Y en la nave de la EMT, bajo un techo de hierro y sueño reposan al fin, quietos, juntos, carrocería contra carrocería, con todo el día por delante para quererse sin horarios.
BRUM-BRUM
Oh, glorioso N21, bús,
testigo rodante del insomnio colectivo,
limusina de resaca y perfume a kebab,
ven a mí… si es que vienes.
No hay espacio más inclusivo que tu vientre de plástico azul
y barandillas amarillas,
donde conviven en extraña armonía
los que vuelven de fiesta gritando
“¡CAMARERO! ¿¡QUÉ?!”
los que se duermen y despiertan en cocheras,
y los que, sin opción, madrugan antes de que el metro
se digne a abrir la boca.
Tú, que presencias despedidas dignas de telenovela,
de gente que es capaz de querer solo una noche,
aceleras en los semáforos en ámbar
y eres capaz de disfrutar del verdadero silencio de las calles de Madrid
aun llevando a bordo, un desfile de
poetas ebrios, almas perdidas,
señores que huelen a tabaco y filosofía barata.

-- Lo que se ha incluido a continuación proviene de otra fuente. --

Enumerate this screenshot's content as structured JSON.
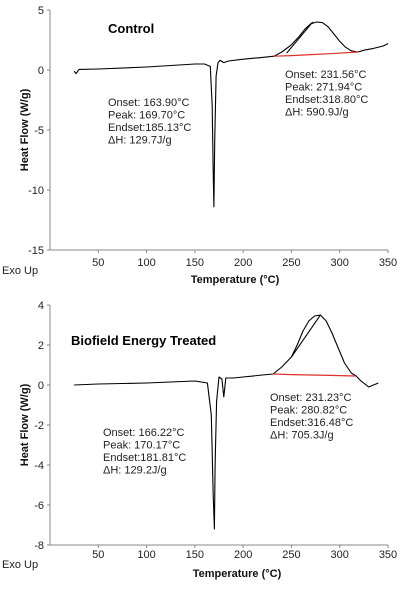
{
  "chart_data": [
    {
      "type": "line",
      "title": "Control",
      "xlabel": "Temperature (°C)",
      "ylabel": "Heat Flow (W/g)",
      "corner_label": "Exo Up",
      "xlim": [
        0,
        350
      ],
      "ylim": [
        -15,
        5
      ],
      "xticks": [
        "50",
        "100",
        "150",
        "200",
        "250",
        "300",
        "350"
      ],
      "yticks": [
        "5",
        "0",
        "-5",
        "-10",
        "-15"
      ],
      "xtick_values": [
        50,
        100,
        150,
        200,
        250,
        300,
        350
      ],
      "ytick_values": [
        5,
        0,
        -5,
        -10,
        -15
      ],
      "annotations": [
        {
          "lines": [
            "Onset: 163.90°C",
            "Peak: 169.70°C",
            "Endset:185.13°C",
            "ΔH: 129.7J/g"
          ]
        },
        {
          "lines": [
            "Onset: 231.56°C",
            "Peak: 271.94°C",
            "Endset:318.80°C",
            "ΔH: 590.9J/g"
          ]
        }
      ],
      "series": [
        {
          "color": "#000000",
          "x": [
            25,
            27,
            30,
            50,
            100,
            150,
            160,
            166,
            168,
            169,
            169.7,
            170.5,
            172,
            174,
            176,
            180,
            185,
            200,
            220,
            232,
            240,
            250,
            258,
            264,
            270,
            276,
            282,
            288,
            294,
            300,
            306,
            312,
            319,
            325,
            335,
            345,
            350
          ],
          "y": [
            -0.1,
            -0.3,
            0.05,
            0.08,
            0.25,
            0.5,
            0.5,
            0.3,
            -3,
            -8.5,
            -11.4,
            -6,
            -0.5,
            0.6,
            0.8,
            0.62,
            0.75,
            0.9,
            1.05,
            1.15,
            1.5,
            2.1,
            2.8,
            3.4,
            3.85,
            4.0,
            3.95,
            3.6,
            3.0,
            2.4,
            1.9,
            1.6,
            1.5,
            1.65,
            1.8,
            2.0,
            2.2
          ]
        },
        {
          "color": "#e0302a",
          "x": [
            232,
            250,
            270,
            290,
            319
          ],
          "y": [
            1.15,
            1.2,
            1.28,
            1.36,
            1.5
          ]
        },
        {
          "color": "#000000",
          "x": [
            245,
            272
          ],
          "y": [
            1.4,
            4.0
          ]
        }
      ]
    },
    {
      "type": "line",
      "title": "Biofield Energy Treated",
      "xlabel": "Temperature (°C)",
      "ylabel": "Heat Flow (W/g)",
      "corner_label": "Exo Up",
      "xlim": [
        0,
        350
      ],
      "ylim": [
        -8,
        4
      ],
      "xticks": [
        "50",
        "100",
        "150",
        "200",
        "250",
        "300",
        "350"
      ],
      "yticks": [
        "4",
        "2",
        "0",
        "-2",
        "-4",
        "-6",
        "-8"
      ],
      "xtick_values": [
        50,
        100,
        150,
        200,
        250,
        300,
        350
      ],
      "ytick_values": [
        4,
        2,
        0,
        -2,
        -4,
        -6,
        -8
      ],
      "annotations": [
        {
          "lines": [
            "Onset: 166.22°C",
            "Peak: 170.17°C",
            "Endset:181.81°C",
            "ΔH: 129.2J/g"
          ]
        },
        {
          "lines": [
            "Onset: 231.23°C",
            "Peak: 280.82°C",
            "Endset:316.48°C",
            "ΔH: 705.3J/g"
          ]
        }
      ],
      "series": [
        {
          "color": "#000000",
          "x": [
            25,
            50,
            100,
            150,
            163,
            167,
            169,
            170.2,
            171,
            172.5,
            175,
            178,
            180,
            182,
            190,
            200,
            220,
            231,
            240,
            250,
            256,
            262,
            268,
            274,
            280,
            286,
            292,
            298,
            305,
            312,
            317,
            322,
            330,
            340
          ],
          "y": [
            0.0,
            0.05,
            0.1,
            0.2,
            0.1,
            -1.5,
            -5.5,
            -7.2,
            -4,
            -0.8,
            0.4,
            0.3,
            -0.6,
            0.35,
            0.35,
            0.4,
            0.5,
            0.55,
            0.9,
            1.4,
            2.0,
            2.7,
            3.2,
            3.45,
            3.5,
            3.2,
            2.6,
            1.9,
            1.1,
            0.6,
            0.45,
            0.2,
            -0.1,
            0.1
          ]
        },
        {
          "color": "#e0302a",
          "x": [
            231,
            250,
            270,
            290,
            316
          ],
          "y": [
            0.55,
            0.52,
            0.5,
            0.48,
            0.45
          ]
        },
        {
          "color": "#000000",
          "x": [
            250,
            280
          ],
          "y": [
            1.4,
            3.5
          ]
        }
      ]
    }
  ]
}
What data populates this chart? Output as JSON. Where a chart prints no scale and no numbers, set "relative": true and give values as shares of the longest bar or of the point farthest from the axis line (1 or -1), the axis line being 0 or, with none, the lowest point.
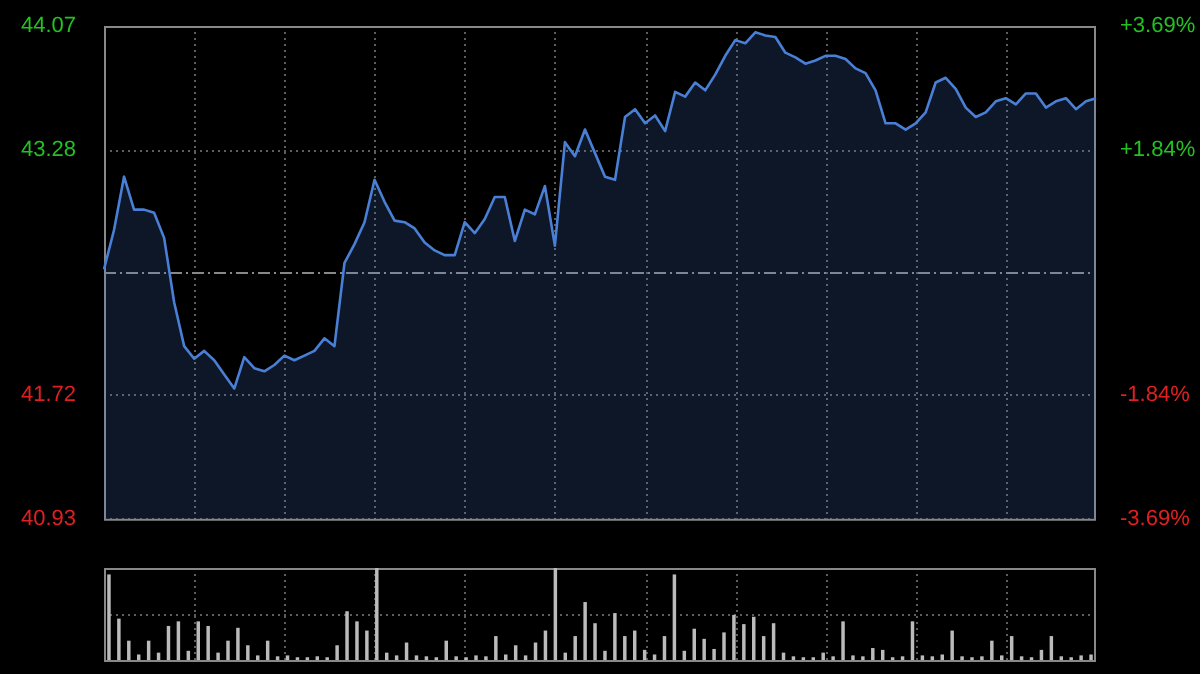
{
  "chart_data": [
    {
      "type": "area",
      "categories": [
        null,
        null,
        null,
        null,
        null,
        null,
        null,
        null,
        null,
        null,
        null,
        null,
        null,
        null,
        null,
        null,
        null,
        null,
        null,
        null,
        null,
        null,
        null,
        null,
        null,
        null,
        null,
        null,
        null,
        null,
        null,
        null,
        null,
        null,
        null,
        null,
        null,
        null,
        null,
        null,
        null,
        null,
        null,
        null,
        null,
        null,
        null,
        null,
        null,
        null,
        null,
        null,
        null,
        null,
        null,
        null,
        null,
        null,
        null,
        null,
        null,
        null,
        null,
        null,
        null,
        null,
        null,
        null,
        null,
        null,
        null,
        null,
        null,
        null,
        null,
        null,
        null,
        null,
        null,
        null,
        null,
        null,
        null,
        null,
        null,
        null,
        null,
        null,
        null,
        null,
        null,
        null,
        null,
        null,
        null,
        null,
        null,
        null,
        null,
        null
      ],
      "series": [
        {
          "color": "#4a7fd6",
          "values": [
            42.52,
            42.77,
            43.11,
            42.9,
            42.9,
            42.88,
            42.72,
            42.31,
            42.03,
            41.95,
            42.0,
            41.94,
            41.85,
            41.76,
            41.96,
            41.89,
            41.87,
            41.91,
            41.97,
            41.94,
            41.97,
            42.0,
            42.08,
            42.03,
            42.56,
            42.68,
            42.82,
            43.09,
            42.95,
            42.83,
            42.82,
            42.78,
            42.69,
            42.64,
            42.61,
            42.61,
            42.82,
            42.75,
            42.84,
            42.98,
            42.98,
            42.7,
            42.9,
            42.87,
            43.05,
            42.67,
            43.33,
            43.24,
            43.41,
            43.26,
            43.11,
            43.09,
            43.49,
            43.54,
            43.45,
            43.5,
            43.4,
            43.65,
            43.62,
            43.71,
            43.66,
            43.76,
            43.88,
            43.98,
            43.96,
            44.03,
            44.01,
            44.0,
            43.9,
            43.87,
            43.83,
            43.85,
            43.88,
            43.88,
            43.86,
            43.8,
            43.77,
            43.66,
            43.45,
            43.45,
            43.41,
            43.45,
            43.52,
            43.71,
            43.74,
            43.67,
            43.55,
            43.49,
            43.52,
            43.59,
            43.61,
            43.57,
            43.64,
            43.64,
            43.55,
            43.59,
            43.61,
            43.54,
            43.59,
            43.61
          ]
        }
      ],
      "ylim": [
        40.93,
        44.07
      ],
      "yticks": [
        40.93,
        41.72,
        43.28,
        44.07
      ],
      "y2lim": [
        -3.69,
        3.69
      ],
      "y2ticks": [
        {
          "value": -3.69,
          "label": "-3.69%"
        },
        {
          "value": -1.84,
          "label": "-1.84%"
        },
        {
          "value": 1.84,
          "label": "+1.84%"
        },
        {
          "value": 3.69,
          "label": "+3.69%"
        }
      ],
      "ref_lines": [
        {
          "axis": "y",
          "value": 42.5,
          "label": null,
          "color": "#888888",
          "line_style": "dashed"
        }
      ],
      "grid": true,
      "legend": false,
      "marker": "none"
    },
    {
      "type": "bar",
      "relative": true,
      "grid": true,
      "legend": false,
      "categories": [
        null,
        null,
        null,
        null,
        null,
        null,
        null,
        null,
        null,
        null,
        null,
        null,
        null,
        null,
        null,
        null,
        null,
        null,
        null,
        null,
        null,
        null,
        null,
        null,
        null,
        null,
        null,
        null,
        null,
        null,
        null,
        null,
        null,
        null,
        null,
        null,
        null,
        null,
        null,
        null,
        null,
        null,
        null,
        null,
        null,
        null,
        null,
        null,
        null,
        null,
        null,
        null,
        null,
        null,
        null,
        null,
        null,
        null,
        null,
        null,
        null,
        null,
        null,
        null,
        null,
        null,
        null,
        null,
        null,
        null,
        null,
        null,
        null,
        null,
        null,
        null,
        null,
        null,
        null,
        null,
        null,
        null,
        null,
        null,
        null,
        null,
        null,
        null,
        null,
        null,
        null,
        null,
        null,
        null,
        null,
        null,
        null,
        null,
        null,
        null
      ],
      "series": [
        {
          "color": "#bbbbbb",
          "values": [
            0.93,
            0.45,
            0.21,
            0.06,
            0.21,
            0.08,
            0.37,
            0.42,
            0.1,
            0.42,
            0.37,
            0.08,
            0.21,
            0.35,
            0.16,
            0.05,
            0.21,
            0.04,
            0.05,
            0.03,
            0.03,
            0.04,
            0.03,
            0.16,
            0.53,
            0.42,
            0.32,
            1,
            0.08,
            0.05,
            0.19,
            0.05,
            0.04,
            0.03,
            0.21,
            0.04,
            0.03,
            0.05,
            0.04,
            0.26,
            0.06,
            0.16,
            0.05,
            0.19,
            0.32,
            1,
            0.08,
            0.26,
            0.63,
            0.4,
            0.1,
            0.51,
            0.26,
            0.32,
            0.11,
            0.06,
            0.26,
            0.93,
            0.1,
            0.34,
            0.23,
            0.12,
            0.3,
            0.49,
            0.39,
            0.47,
            0.26,
            0.4,
            0.08,
            0.04,
            0.03,
            0.03,
            0.08,
            0.04,
            0.42,
            0.05,
            0.04,
            0.13,
            0.11,
            0.03,
            0.04,
            0.42,
            0.05,
            0.04,
            0.06,
            0.32,
            0.04,
            0.03,
            0.04,
            0.21,
            0.05,
            0.26,
            0.04,
            0.03,
            0.11,
            0.26,
            0.04,
            0.03,
            0.05,
            0.06
          ]
        }
      ]
    }
  ]
}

A pesar de que el frío de las 4 de la mañana
nos pela los tobillos en la puerta,
esperando que te dignes a abrir,
bendito seas, vehículo de redención y castigo,
esperanza obrera con ruedas de paciencia,
y bendita la calma sobrenatural de quienes te conducen,
que soportan preguntas existenciales, discusiones amorosas
y gritos de “¡¿Esto para en Cibeles?!”